Drug development is a slow and cumbersome process that includes assessment of new pharmaceutical compounds in countless pre-clinical studies and several phases of clinical trials. A critical stage is the transition from laboratory experiments to patient studies, whereupon the results all too often are disappointing in terms of therapeutic effect. The reason is as simple as it is challenging: cell-based experimental models are not always proper representations of human disease. Consequently, very few of the numerous tested anticancer drugs perform well enough to warrant regulatory approval, despite promising preclinical results. Huge efforts made at research centers and pharmaceutical companies are thus not only excruciatingly time consuming and expensive, but also - in most cases - futile. Meanwhile, patients in need are waiting for improved treatments.
To address this fundamental problem, Dr. Jim Olson and colleagues in Fred Hutch's Clinical Research Division developed a device that enables more accurate and efficient testing of new pharmaceutical compounds, together with automated, image-based analysis. The technology platform, called CIVO, allows simultaneous testing of multiple drugs and drug combinations directly in human tumors, thereby bypassing issues with in vivo distribution, metabolism, excretion etc., allowing full focus on the interaction between drugs and cancer cells in an authentic biological microenvironment. The CIVO platform is licensed to Presage Biosciences, a Seattle-based company that sprung from Dr. Olson's laboratory in 2008.
The technology and its benefits were demonstrated in the April 2015 issue of Science Translational Medicine. In the article, Dr. Olson and associates describe the principle of the handheld device, which enables localized administration of microliter volumes of up to eight different drugs per tumor, using an array of needles connected to drug reservoirs. The investigators showed results from several tumor models, including xenografted mice and canine patients, as well as four human lymphoma patients.

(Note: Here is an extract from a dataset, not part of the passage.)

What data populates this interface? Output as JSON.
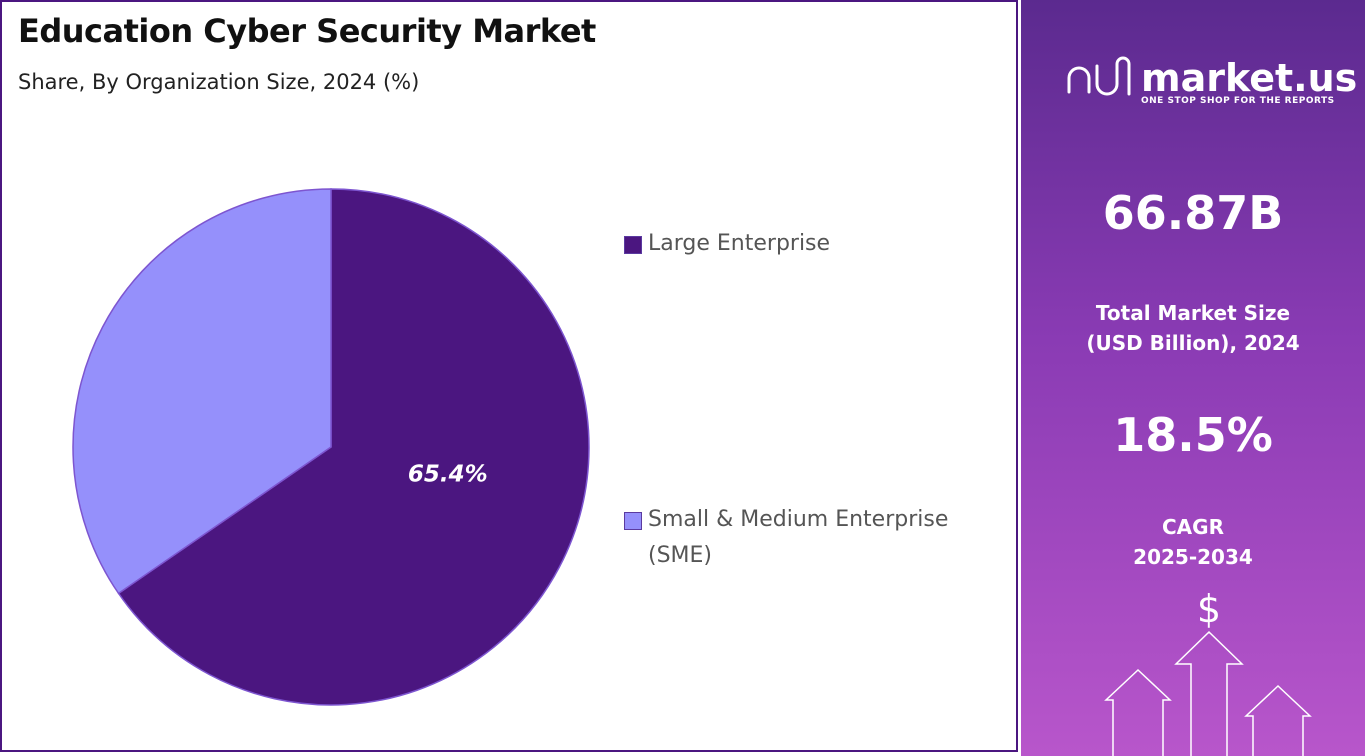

A key factor for allowing simultaneous analysis of multiple compounds is separation between the infused agents, also over time. It was demonstrated that more than 96 % of the various injectates remained within 2 mm of their respective injection sites, at least up to 24 hours, without crossover between the different regions. Besides comparing various drugs and drug combinations, CIVO explores yet another dimension: tumor depth. During injection, the needles are pushed into the in-patient tumor and then slowly pulled out as the drug solution is being infused at a constant flow rate. The result is uniform tracks of drugs through the z-axis of the tumor, in a column-like fashion. After tumor resection, samples from different depths into the tissue can be used to evaluate both the uniformity of response and the effect of different microenvironments on drug efficacy. For instance, deeper-lying tumor regions may not be sufficiently vascularized and thereby contain less oxygen. Will these hypoxic regions respond differently to treatments? This is one of many questions that may be answered using the CIVO platform.

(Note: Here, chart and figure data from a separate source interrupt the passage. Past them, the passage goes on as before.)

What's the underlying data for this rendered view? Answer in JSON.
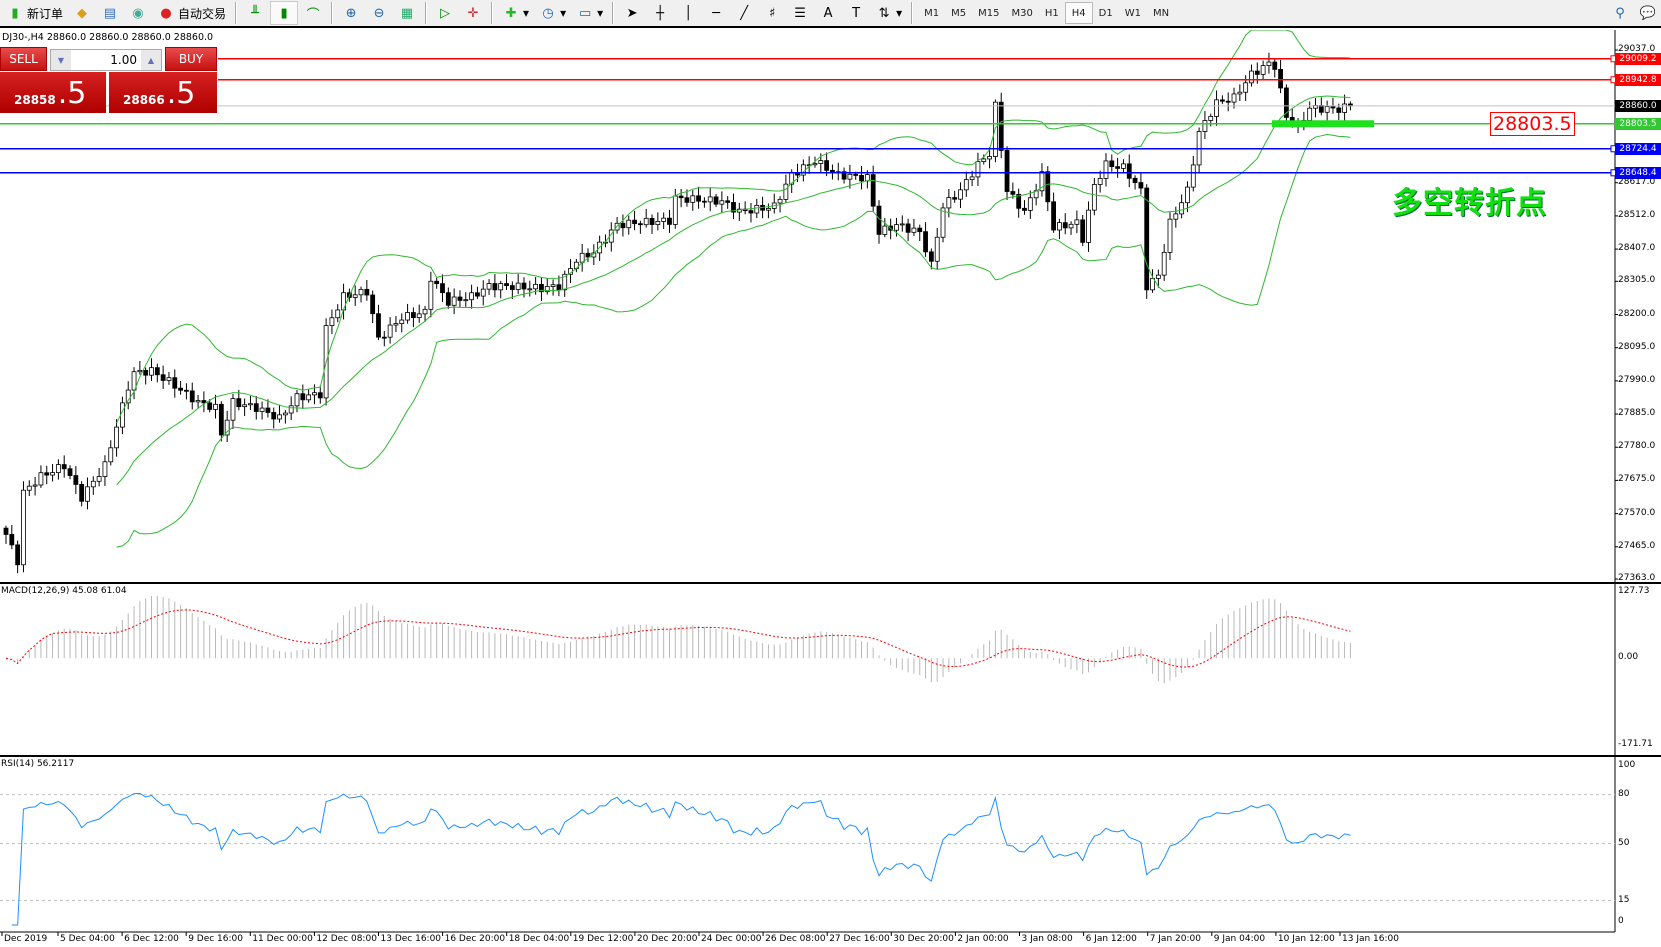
{
  "toolbar": {
    "new_order": "新订单",
    "auto_trading": "自动交易",
    "timeframes": [
      "M1",
      "M5",
      "M15",
      "M30",
      "H1",
      "H4",
      "D1",
      "W1",
      "MN"
    ],
    "active_timeframe": "H4"
  },
  "chart": {
    "symbol_line": "DJ30-,H4  28860.0 28860.0 28860.0 28860.0",
    "trade_panel": {
      "sell": "SELL",
      "buy": "BUY",
      "lot": "1.00",
      "sell_main": "28858",
      "sell_frac": ".5",
      "buy_main": "28866",
      "buy_frac": ".5"
    },
    "annotation": "多空转折点",
    "price_box": "28803.5",
    "price_ticks": [
      "29037.0",
      "28617.0",
      "28512.0",
      "28407.0",
      "28305.0",
      "28200.0",
      "28095.0",
      "27990.0",
      "27885.0",
      "27780.0",
      "27675.0",
      "27570.0",
      "27465.0",
      "27363.0"
    ],
    "levels": [
      {
        "label": "29009.2",
        "value": 29009.2,
        "color": "#ff0000"
      },
      {
        "label": "28942.8",
        "value": 28942.8,
        "color": "#ff0000"
      },
      {
        "label": "28860.0",
        "value": 28860.0,
        "color": "#000000"
      },
      {
        "label": "28803.5",
        "value": 28803.5,
        "color": "#32c832"
      },
      {
        "label": "28724.4",
        "value": 28724.4,
        "color": "#0000ff"
      },
      {
        "label": "28648.4",
        "value": 28648.4,
        "color": "#0000ff"
      }
    ],
    "time_labels": [
      "Dec 2019",
      "5 Dec 04:00",
      "6 Dec 12:00",
      "9 Dec 16:00",
      "11 Dec 00:00",
      "12 Dec 08:00",
      "13 Dec 16:00",
      "16 Dec 20:00",
      "18 Dec 04:00",
      "19 Dec 12:00",
      "20 Dec 20:00",
      "24 Dec 00:00",
      "26 Dec 08:00",
      "27 Dec 16:00",
      "30 Dec 20:00",
      "2 Jan 00:00",
      "3 Jan 08:00",
      "6 Jan 12:00",
      "7 Jan 20:00",
      "9 Jan 04:00",
      "10 Jan 12:00",
      "13 Jan 16:00"
    ],
    "macd": {
      "label": "MACD(12,26,9) 45.08 61.04",
      "ticks": [
        "127.73",
        "0.00",
        "-171.71"
      ]
    },
    "rsi": {
      "label": "RSI(14) 56.2117",
      "ticks": [
        "100",
        "80",
        "50",
        "15",
        "0"
      ]
    }
  },
  "chart_data": {
    "type": "candlestick",
    "ylim": [
      27363,
      29037
    ],
    "close_waypoints": [
      [
        0,
        27504
      ],
      [
        2,
        27420
      ],
      [
        3,
        27637
      ],
      [
        6,
        27688
      ],
      [
        10,
        27722
      ],
      [
        13,
        27621
      ],
      [
        17,
        27722
      ],
      [
        21,
        27972
      ],
      [
        22,
        28015
      ],
      [
        25,
        28022
      ],
      [
        28,
        27988
      ],
      [
        33,
        27922
      ],
      [
        36,
        27905
      ],
      [
        37,
        27822
      ],
      [
        39,
        27922
      ],
      [
        43,
        27905
      ],
      [
        47,
        27871
      ],
      [
        50,
        27938
      ],
      [
        54,
        27948
      ],
      [
        55,
        28156
      ],
      [
        58,
        28257
      ],
      [
        62,
        28273
      ],
      [
        64,
        28123
      ],
      [
        68,
        28190
      ],
      [
        72,
        28207
      ],
      [
        73,
        28317
      ],
      [
        76,
        28240
      ],
      [
        80,
        28257
      ],
      [
        83,
        28290
      ],
      [
        86,
        28290
      ],
      [
        92,
        28283
      ],
      [
        95,
        28290
      ],
      [
        98,
        28374
      ],
      [
        101,
        28397
      ],
      [
        105,
        28484
      ],
      [
        108,
        28490
      ],
      [
        114,
        28497
      ],
      [
        115,
        28568
      ],
      [
        123,
        28558
      ],
      [
        126,
        28525
      ],
      [
        132,
        28542
      ],
      [
        135,
        28642
      ],
      [
        139,
        28686
      ],
      [
        143,
        28642
      ],
      [
        148,
        28632
      ],
      [
        150,
        28460
      ],
      [
        153,
        28484
      ],
      [
        157,
        28460
      ],
      [
        159,
        28357
      ],
      [
        161,
        28542
      ],
      [
        164,
        28592
      ],
      [
        167,
        28675
      ],
      [
        169,
        28709
      ],
      [
        170,
        28860
      ],
      [
        172,
        28592
      ],
      [
        175,
        28525
      ],
      [
        178,
        28642
      ],
      [
        180,
        28475
      ],
      [
        184,
        28490
      ],
      [
        185,
        28440
      ],
      [
        187,
        28608
      ],
      [
        189,
        28675
      ],
      [
        192,
        28665
      ],
      [
        195,
        28592
      ],
      [
        196,
        28290
      ],
      [
        198,
        28323
      ],
      [
        200,
        28490
      ],
      [
        203,
        28592
      ],
      [
        205,
        28776
      ],
      [
        208,
        28870
      ],
      [
        211,
        28886
      ],
      [
        214,
        28960
      ],
      [
        217,
        28994
      ],
      [
        218,
        28987
      ],
      [
        220,
        28826
      ],
      [
        222,
        28793
      ],
      [
        224,
        28853
      ],
      [
        229,
        28850
      ],
      [
        231,
        28860
      ]
    ]
  }
}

The investigators found that the system offered safe and efficient drug administration, with very mild adverse effects in human patients. To assess clinical predictive ability, comparisons were made in mice between microinjection-induced local tumor responses and responses after systemic drug delivery. CIVO-injection resulted in tumor growth inhibition that was comparable to that of systemic drug delivery, and the investigators successfully predicted both resistance and increased sensitivity in tumors of different contexts using the new platform. In addition, an unexpected sensitivity to the drug mafosfamide was discovered in otherwise chemotherapy-resistant lymphoma xenografts in mice. Importantly, this effect was not revealed using standard in vitro cell assays, underlining their relative inadequacy compared with in vivo screening methods.

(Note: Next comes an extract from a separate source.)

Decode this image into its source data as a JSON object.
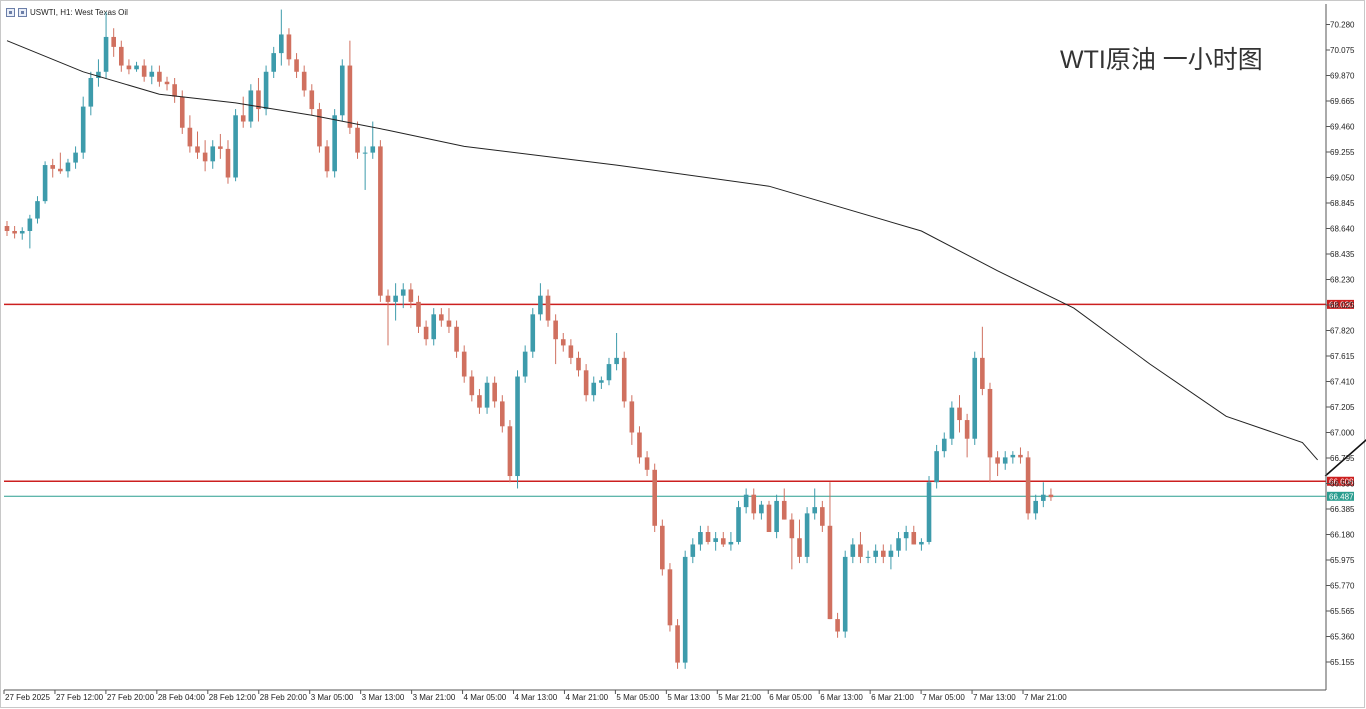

According to Dr. Olson, CIVO represents a major step forward towards improved cancer treatments by enabling evaluation of resistance or sensitivity to drugs in the context of a patient's own immune system. "In some cases, we can identify the specific mechanism of resistance to therapeutic agents," he added.
The long term goal is clear: "To avoid treating patients with chemotherapy that will cause harm but provide no benefit - and to find the most effective and least toxic combinations of drugs," Dr. Olson said. The immediate plan is to advance the platform and broaden its range of clinical applications. Dr. Olson's enthusiasm is contagious: "Wouldn't it be interesting if we could accurately predict which patients will fail standard of care agents so that novel therapeutics could be evaluated in first or second line regimens instead of third or fourth?" he asked. It sure would!
Klinghoffer RA, Bahrami SB, Hatton BA, Frazier JP, Moreno-Gonzalez A, Strand AD, Kerwin WS, Casalini JR, Thirstrup DJ, You S, Morris SM, Watts KL, Veiseh M, Grenley MO, Tretyak I, Dey J, Carleton M, Beirne E, Pedro KD, Ditzler SH, Girard EJ, Deckwerth TL, Bertout JA, Meleo KA, Filvaroff EH, Chopra R, Press OW, Olson JM. 2015. A technology platform to assess multiple cancer agents simultaneously within a patient's tumor. Sci Transl Med 7(284), 284ra58.